Sebentar lagi April akan usai. Mei datang. Mei, setahun yang lalu saya dan teman-teman resmi dipecat dari perusahaan yang sudah hampir 11 tahun menampung kreativitas saya. Tidak ada kesal atau sesal, justru berkat tersendiri karena niatan untuk meninggalkan kantor itu sudah saya rencanakan setahun sebelumnya. Dan ketika kabar itu datang, saya seperti menjadi makhluk Tuhan yang paling beruntung karena bisa mewujudkan rencana resign dan dapat duit pesangon pulak! Dan alhamdulillah langsung mendapat tempat bounching di sebuah penerbit buku yang mengizinkan saya pergi umroh di awal-awal kerja.
Anyway. Setelah keluar dari perusahaan media cetak terbesar di Indonesia itu hidup saya bagai biduk di lautan yang ganas ombaknya (ih, model lirik lagu slow-rock teteh Nike Ardilla saja ini!); setelah 7 bulan tersiksa menjabat posisi manajer redaksi sebuah penerbitan buku (ah saya memang tidak bisa jadi bos!), selanjutnya hampir setiap bulan saya gonta-ganti proyek kerjaan yang sering kali tak jelas deskripsi dan honornya. Mulai dari ghost writer di lembaga konservasi alam, penerjemah lepas, panitia pameran buku, penggalang massa awak media, tukang survei calon narasumber, pemandu pewarta dokumentasi asing, kontributor situs kumpulan ibu-ibu sosialita, kontributor majalah organisasi tanggap bencana, hingga staf rupa-rupa di ikatan alumni kampus. Semua tidak direncanakan. Jangan kata terpikir, kadangkala ketika di tengah menjalaninya saya merasa sangat takjub bisa ada di situasi itu. Seperti antara sadar dan tak sadar, tapi tak berdaya untuk mengatur atau berbalik badan.

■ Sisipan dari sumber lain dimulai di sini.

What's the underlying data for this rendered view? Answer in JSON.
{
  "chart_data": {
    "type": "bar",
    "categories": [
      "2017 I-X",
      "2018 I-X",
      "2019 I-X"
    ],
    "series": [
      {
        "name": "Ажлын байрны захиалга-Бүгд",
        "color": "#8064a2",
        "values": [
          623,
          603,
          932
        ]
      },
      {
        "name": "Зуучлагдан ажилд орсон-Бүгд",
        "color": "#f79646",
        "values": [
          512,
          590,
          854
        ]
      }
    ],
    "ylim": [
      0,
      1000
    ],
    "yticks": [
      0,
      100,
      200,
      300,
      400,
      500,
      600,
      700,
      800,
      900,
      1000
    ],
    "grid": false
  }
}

Kalau diingat-ingat, sebenarnya apa yang saya hadapi saat ini merupakan pemberian Tuhan yang telah lama saya idamkan: eventually I become an independent writer. Wooow, pintu itu sudah terbuka luaaas buat sayaaaa *girang-girang nari sesuka hati, ala orang gila*
|
Nggak ngerti kenapa foto ini yang saya upload. Perhaps I really had a wonderful trip when I was here. Thanks to Nia, my far away buddy ;-) |
Namun, ya gitu deh. Segala sesuatu yang baru dimulai pastilah tidak mudah alias susah dan banyak tantangannya. Apalagi saya sudah terbiasa hidup dengan gaji bulanan dan bonus-bonus kejutan ala kantor lama. Dan sepertinya hidup memang tak akan pernah jauh dari aneka masalah dan tantangan. Begitu juga dengan 'hidup baru' saya. Setelah eforia punya duit banyak dan pekerjaan baru yang relatif keren di penerbit itu lewat, kini saya sungguh-sungguh memulai dari nol. Uang yang tersisa sudah habis saya pakai membangun rumah idaman (ibu) saya. Bles! Tinggal simpanan dalam bentuk reksa dana, asuransi, dan mobil kunyit Chevy Spark yang saya beli gara-gara kelelahan harus ganti angkot 5 kali plus ojek sekali ketika kerja di Ciputat. Ya, mungkin terdengar silly untuk sebagian orang yang pernah dalam kondisi lebih ekstrem. Tapi kondisi ini buat saya berat. Saya tipikal orang yang selalu dalam posisi keuangan yang aman. Seburuk-buruknya keuangan, paling tidak saya punya dana likuid 20 juta di tabungan. Kali ini, saya cuma punya tak sampai separuhnya!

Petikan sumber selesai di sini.